If you want to optimize this further, you could even avoid the file I/O expense of creating the intermediate bins.bed
file and just pipe the initial bin-creating awk
statement into bedmap
(as well as taking out the bin index variable, which is unused by bedmap --mean
) e.g.:
$ awk ' \
BEGIN { \
binNum=5; \
} \
{ \
chr=$1; \
start=$2; \
stop=$3; \
binSize=(stop-start)/binNum; \
for (i=start;i<stop;i+=binSize) { \
print chr"\t"i"\t"(i+binSize); \
} \
}' genes.bed \
| bedmap --mean --prec 0 - signal.bed \
| awk ' \
BEGIN { \
binNum=5; \
binCount=0; \
binCumulSums[$binNum]; \
geneCount=1; \
} \
{ \
binIdx=(binCount%binNum)+1; \
binCumulSums[binIdx]+=$0; \
binCount++; \
if (binIdx==binNum) { \
geneCount++; \
} \
} \
END { \
for (idx=1;idx<=binNum;idx++) { \
print idx"\t"binCumulSums[idx]/(geneCount-1); \
} \
}' \
- > probablyFasterAnswer.tsv
Here, we replaced bins.bed
in the bedmap
statement with the hyphen character (-
), which denotes standard input. Eliminating disk-based I/O should make this analysis run even faster. Handling standard input and output in this way is one of the major strengths of BEDOPS tools.

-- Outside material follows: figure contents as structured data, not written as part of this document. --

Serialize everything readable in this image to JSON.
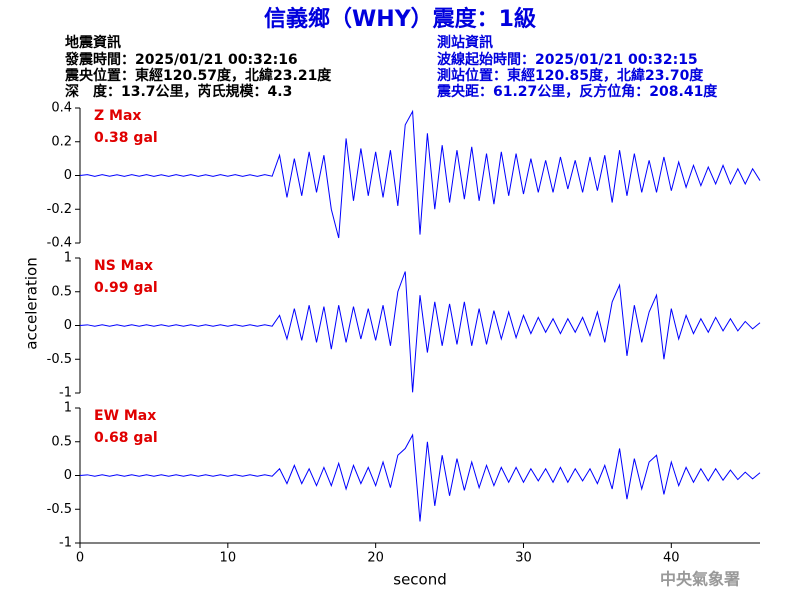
{
  "header": {
    "title": "信義鄉（WHY）震度：1級",
    "left": [
      "地震資訊",
      "發震時間：2025/01/21 00:32:16",
      "震央位置：東經120.57度，北緯23.21度",
      "深　度：13.7公里，芮氏規模：4.3"
    ],
    "right": [
      "測站資訊",
      "波線起始時間：2025/01/21 00:32:15",
      "測站位置：東經120.85度，北緯23.70度",
      "震央距：61.27公里，反方位角：208.41度"
    ],
    "watermark": "中央氣象署"
  },
  "chart_data": [
    {
      "type": "line",
      "annotations": [
        "Z Max",
        "0.38 gal"
      ],
      "xlim": [
        0,
        46
      ],
      "ylim": [
        -0.4,
        0.4
      ],
      "yticks": [
        0.4,
        0.2,
        0,
        -0.2,
        -0.4
      ],
      "x": [
        0,
        0.5,
        1,
        1.5,
        2,
        2.5,
        3,
        3.5,
        4,
        4.5,
        5,
        5.5,
        6,
        6.5,
        7,
        7.5,
        8,
        8.5,
        9,
        9.5,
        10,
        10.5,
        11,
        11.5,
        12,
        12.5,
        13,
        13.5,
        14,
        14.5,
        15,
        15.5,
        16,
        16.5,
        17,
        17.5,
        18,
        18.5,
        19,
        19.5,
        20,
        20.5,
        21,
        21.5,
        22,
        22.5,
        23,
        23.5,
        24,
        24.5,
        25,
        25.5,
        26,
        26.5,
        27,
        27.5,
        28,
        28.5,
        29,
        29.5,
        30,
        30.5,
        31,
        31.5,
        32,
        32.5,
        33,
        33.5,
        34,
        34.5,
        35,
        35.5,
        36,
        36.5,
        37,
        37.5,
        38,
        38.5,
        39,
        39.5,
        40,
        40.5,
        41,
        41.5,
        42,
        42.5,
        43,
        43.5,
        44,
        44.5,
        45,
        45.5,
        46
      ],
      "series": [
        {
          "color": "#0000ff",
          "values": [
            0,
            0.005,
            -0.005,
            0.005,
            -0.004,
            0.004,
            -0.005,
            0.005,
            -0.004,
            0.005,
            -0.005,
            0.004,
            -0.005,
            0.005,
            -0.004,
            0.005,
            -0.005,
            0.004,
            -0.005,
            0.005,
            -0.004,
            0.005,
            -0.005,
            0.004,
            -0.005,
            0.005,
            -0.004,
            0.12,
            -0.13,
            0.1,
            -0.12,
            0.14,
            -0.1,
            0.12,
            -0.2,
            -0.37,
            0.22,
            -0.15,
            0.16,
            -0.12,
            0.14,
            -0.13,
            0.15,
            -0.18,
            0.3,
            0.38,
            -0.35,
            0.25,
            -0.2,
            0.18,
            -0.16,
            0.15,
            -0.14,
            0.17,
            -0.15,
            0.13,
            -0.17,
            0.14,
            -0.12,
            0.13,
            -0.11,
            0.1,
            -0.1,
            0.09,
            -0.1,
            0.11,
            -0.08,
            0.09,
            -0.1,
            0.11,
            -0.09,
            0.12,
            -0.16,
            0.15,
            -0.12,
            0.13,
            -0.1,
            0.09,
            -0.1,
            0.11,
            -0.09,
            0.08,
            -0.07,
            0.06,
            -0.06,
            0.05,
            -0.05,
            0.06,
            -0.05,
            0.04,
            -0.05,
            0.04,
            -0.03
          ]
        }
      ]
    },
    {
      "type": "line",
      "annotations": [
        "NS Max",
        "0.99 gal"
      ],
      "ylabel": "acceleration",
      "xlim": [
        0,
        46
      ],
      "ylim": [
        -1,
        1
      ],
      "yticks": [
        1,
        0.5,
        0,
        -0.5,
        -1
      ],
      "x": [
        0,
        0.5,
        1,
        1.5,
        2,
        2.5,
        3,
        3.5,
        4,
        4.5,
        5,
        5.5,
        6,
        6.5,
        7,
        7.5,
        8,
        8.5,
        9,
        9.5,
        10,
        10.5,
        11,
        11.5,
        12,
        12.5,
        13,
        13.5,
        14,
        14.5,
        15,
        15.5,
        16,
        16.5,
        17,
        17.5,
        18,
        18.5,
        19,
        19.5,
        20,
        20.5,
        21,
        21.5,
        22,
        22.5,
        23,
        23.5,
        24,
        24.5,
        25,
        25.5,
        26,
        26.5,
        27,
        27.5,
        28,
        28.5,
        29,
        29.5,
        30,
        30.5,
        31,
        31.5,
        32,
        32.5,
        33,
        33.5,
        34,
        34.5,
        35,
        35.5,
        36,
        36.5,
        37,
        37.5,
        38,
        38.5,
        39,
        39.5,
        40,
        40.5,
        41,
        41.5,
        42,
        42.5,
        43,
        43.5,
        44,
        44.5,
        45,
        45.5,
        46
      ],
      "series": [
        {
          "color": "#0000ff",
          "values": [
            0,
            0.01,
            -0.01,
            0.01,
            -0.01,
            0.01,
            -0.01,
            0.01,
            -0.01,
            0.01,
            -0.01,
            0.01,
            -0.01,
            0.01,
            -0.01,
            0.01,
            -0.01,
            0.01,
            -0.01,
            0.01,
            -0.01,
            0.01,
            -0.01,
            0.01,
            -0.01,
            0.01,
            -0.01,
            0.15,
            -0.2,
            0.25,
            -0.22,
            0.3,
            -0.25,
            0.28,
            -0.35,
            0.3,
            -0.25,
            0.28,
            -0.2,
            0.25,
            -0.22,
            0.3,
            -0.3,
            0.5,
            0.8,
            -0.99,
            0.45,
            -0.4,
            0.35,
            -0.3,
            0.32,
            -0.28,
            0.35,
            -0.3,
            0.25,
            -0.28,
            0.22,
            -0.2,
            0.2,
            -0.18,
            0.15,
            -0.12,
            0.12,
            -0.1,
            0.1,
            -0.12,
            0.1,
            -0.1,
            0.12,
            -0.15,
            0.2,
            -0.25,
            0.35,
            0.6,
            -0.45,
            0.3,
            -0.25,
            0.2,
            0.45,
            -0.5,
            0.25,
            -0.2,
            0.15,
            -0.12,
            0.1,
            -0.1,
            0.12,
            -0.08,
            0.1,
            -0.08,
            0.06,
            -0.05,
            0.04
          ]
        }
      ]
    },
    {
      "type": "line",
      "annotations": [
        "EW Max",
        "0.68 gal"
      ],
      "xlabel": "second",
      "xlim": [
        0,
        46
      ],
      "ylim": [
        -1,
        1
      ],
      "yticks": [
        1,
        0.5,
        0,
        -0.5,
        -1
      ],
      "xticks": [
        0,
        10,
        20,
        30,
        40
      ],
      "x": [
        0,
        0.5,
        1,
        1.5,
        2,
        2.5,
        3,
        3.5,
        4,
        4.5,
        5,
        5.5,
        6,
        6.5,
        7,
        7.5,
        8,
        8.5,
        9,
        9.5,
        10,
        10.5,
        11,
        11.5,
        12,
        12.5,
        13,
        13.5,
        14,
        14.5,
        15,
        15.5,
        16,
        16.5,
        17,
        17.5,
        18,
        18.5,
        19,
        19.5,
        20,
        20.5,
        21,
        21.5,
        22,
        22.5,
        23,
        23.5,
        24,
        24.5,
        25,
        25.5,
        26,
        26.5,
        27,
        27.5,
        28,
        28.5,
        29,
        29.5,
        30,
        30.5,
        31,
        31.5,
        32,
        32.5,
        33,
        33.5,
        34,
        34.5,
        35,
        35.5,
        36,
        36.5,
        37,
        37.5,
        38,
        38.5,
        39,
        39.5,
        40,
        40.5,
        41,
        41.5,
        42,
        42.5,
        43,
        43.5,
        44,
        44.5,
        45,
        45.5,
        46
      ],
      "series": [
        {
          "color": "#0000ff",
          "values": [
            0,
            0.01,
            -0.01,
            0.01,
            -0.01,
            0.01,
            -0.01,
            0.01,
            -0.01,
            0.01,
            -0.01,
            0.01,
            -0.01,
            0.01,
            -0.01,
            0.01,
            -0.01,
            0.01,
            -0.01,
            0.01,
            -0.01,
            0.01,
            -0.01,
            0.01,
            -0.01,
            0.01,
            -0.01,
            0.1,
            -0.12,
            0.15,
            -0.12,
            0.1,
            -0.15,
            0.12,
            -0.15,
            0.18,
            -0.2,
            0.15,
            -0.12,
            0.12,
            -0.15,
            0.2,
            -0.18,
            0.3,
            0.4,
            0.6,
            -0.68,
            0.5,
            -0.45,
            0.3,
            -0.3,
            0.25,
            -0.22,
            0.2,
            -0.18,
            0.15,
            -0.15,
            0.12,
            -0.1,
            0.12,
            -0.1,
            0.1,
            -0.08,
            0.1,
            -0.1,
            0.12,
            -0.1,
            0.1,
            -0.08,
            0.1,
            -0.12,
            0.15,
            -0.2,
            0.4,
            -0.35,
            0.25,
            -0.2,
            0.2,
            0.3,
            -0.28,
            0.2,
            -0.15,
            0.12,
            -0.1,
            0.1,
            -0.08,
            0.1,
            -0.07,
            0.08,
            -0.06,
            0.05,
            -0.05,
            0.04
          ]
        }
      ]
    }
  ]
}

Finally, this is a problem that is one of those "embarrassingly parallel" types, if you think about splitting bins by ID into separate analysis tasks (which I'll leave to you to implement).

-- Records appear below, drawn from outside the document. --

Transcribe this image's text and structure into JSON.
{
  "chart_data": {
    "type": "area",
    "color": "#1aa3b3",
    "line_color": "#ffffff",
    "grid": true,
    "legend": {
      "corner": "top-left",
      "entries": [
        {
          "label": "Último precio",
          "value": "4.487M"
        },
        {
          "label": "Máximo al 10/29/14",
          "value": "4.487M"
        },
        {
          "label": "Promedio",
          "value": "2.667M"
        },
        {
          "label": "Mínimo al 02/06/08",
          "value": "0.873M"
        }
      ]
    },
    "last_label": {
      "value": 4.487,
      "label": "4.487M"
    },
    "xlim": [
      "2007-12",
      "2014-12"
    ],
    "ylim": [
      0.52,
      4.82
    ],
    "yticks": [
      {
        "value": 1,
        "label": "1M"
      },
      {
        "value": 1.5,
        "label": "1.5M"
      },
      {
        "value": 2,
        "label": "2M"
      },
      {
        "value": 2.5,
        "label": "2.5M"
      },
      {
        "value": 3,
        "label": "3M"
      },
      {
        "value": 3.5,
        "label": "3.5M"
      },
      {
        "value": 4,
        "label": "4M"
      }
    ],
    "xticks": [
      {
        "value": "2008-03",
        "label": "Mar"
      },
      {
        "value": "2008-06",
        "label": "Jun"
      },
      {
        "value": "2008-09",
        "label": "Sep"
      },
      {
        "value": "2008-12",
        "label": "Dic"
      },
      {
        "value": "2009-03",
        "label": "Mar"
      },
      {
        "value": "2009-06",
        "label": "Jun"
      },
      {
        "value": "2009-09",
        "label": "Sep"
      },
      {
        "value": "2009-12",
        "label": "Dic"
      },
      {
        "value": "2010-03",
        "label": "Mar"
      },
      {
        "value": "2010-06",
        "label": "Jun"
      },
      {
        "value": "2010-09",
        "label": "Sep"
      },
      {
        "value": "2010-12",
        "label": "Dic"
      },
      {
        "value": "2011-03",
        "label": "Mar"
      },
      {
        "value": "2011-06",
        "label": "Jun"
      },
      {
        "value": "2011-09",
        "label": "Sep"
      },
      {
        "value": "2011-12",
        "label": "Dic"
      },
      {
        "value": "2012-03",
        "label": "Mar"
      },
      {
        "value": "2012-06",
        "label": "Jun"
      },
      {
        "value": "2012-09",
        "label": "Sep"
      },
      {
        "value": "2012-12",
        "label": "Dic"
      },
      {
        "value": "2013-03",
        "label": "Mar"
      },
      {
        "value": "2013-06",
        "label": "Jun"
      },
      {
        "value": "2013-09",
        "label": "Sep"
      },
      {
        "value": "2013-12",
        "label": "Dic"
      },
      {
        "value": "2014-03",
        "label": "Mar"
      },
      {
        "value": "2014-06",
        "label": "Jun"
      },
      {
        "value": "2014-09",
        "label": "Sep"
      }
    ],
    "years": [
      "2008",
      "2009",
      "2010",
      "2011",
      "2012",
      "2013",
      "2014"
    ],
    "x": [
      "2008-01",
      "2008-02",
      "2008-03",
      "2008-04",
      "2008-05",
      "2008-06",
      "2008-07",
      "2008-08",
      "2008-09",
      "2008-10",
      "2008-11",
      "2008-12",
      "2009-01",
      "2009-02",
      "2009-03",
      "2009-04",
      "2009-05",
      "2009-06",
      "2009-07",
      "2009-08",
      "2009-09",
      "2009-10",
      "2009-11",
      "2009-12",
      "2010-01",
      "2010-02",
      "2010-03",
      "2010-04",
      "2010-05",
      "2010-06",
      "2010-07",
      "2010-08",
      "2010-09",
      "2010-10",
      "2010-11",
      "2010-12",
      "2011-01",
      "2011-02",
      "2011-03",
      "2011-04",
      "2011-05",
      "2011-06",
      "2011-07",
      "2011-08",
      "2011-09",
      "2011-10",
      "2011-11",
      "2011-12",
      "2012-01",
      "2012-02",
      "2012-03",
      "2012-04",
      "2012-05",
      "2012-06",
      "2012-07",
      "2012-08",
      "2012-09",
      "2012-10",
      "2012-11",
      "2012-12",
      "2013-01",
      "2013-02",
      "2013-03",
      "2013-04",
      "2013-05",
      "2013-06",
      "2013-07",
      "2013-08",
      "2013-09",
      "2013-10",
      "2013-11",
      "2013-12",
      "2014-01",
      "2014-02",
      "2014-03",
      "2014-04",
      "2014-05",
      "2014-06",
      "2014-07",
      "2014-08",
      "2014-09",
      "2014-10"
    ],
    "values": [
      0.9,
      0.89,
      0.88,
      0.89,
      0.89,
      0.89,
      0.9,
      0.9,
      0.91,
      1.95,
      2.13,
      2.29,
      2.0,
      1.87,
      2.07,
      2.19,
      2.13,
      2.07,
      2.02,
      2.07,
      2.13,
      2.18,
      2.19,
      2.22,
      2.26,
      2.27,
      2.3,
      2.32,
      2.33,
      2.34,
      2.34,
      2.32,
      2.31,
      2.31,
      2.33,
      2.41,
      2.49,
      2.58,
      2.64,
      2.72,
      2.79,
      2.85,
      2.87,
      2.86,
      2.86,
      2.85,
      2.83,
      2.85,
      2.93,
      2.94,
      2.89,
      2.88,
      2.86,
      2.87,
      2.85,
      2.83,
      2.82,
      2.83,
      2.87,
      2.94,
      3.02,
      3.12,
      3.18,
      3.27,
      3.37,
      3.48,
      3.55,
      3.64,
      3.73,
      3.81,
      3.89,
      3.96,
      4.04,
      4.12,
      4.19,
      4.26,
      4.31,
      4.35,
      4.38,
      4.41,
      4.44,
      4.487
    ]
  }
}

sorry, I have a couple of questions. In the genes_bins.bed example file, the gene Xkr4 is divided into 6 bins. Is this correct? Second question: if you want to split each gene into 100 bins, how do you handle the fact that different genes may have different length?
Giovanni, thats just the
head
of the file, I will mention that. Secondly, thats the whole point of binning, the genes have unequal length, if you want to make a Plotting Read Density/ Distribution/ Composite Profiles [Chip-Seq], then the genes should be be binned and avg binding per bin is calculated in the end to be summed up for per bin for all bins of all genes, to get an average binding over the whole length of the gene. This will effect, that sum genes have more density in a bin and some less. Can you suggest some other strategy!!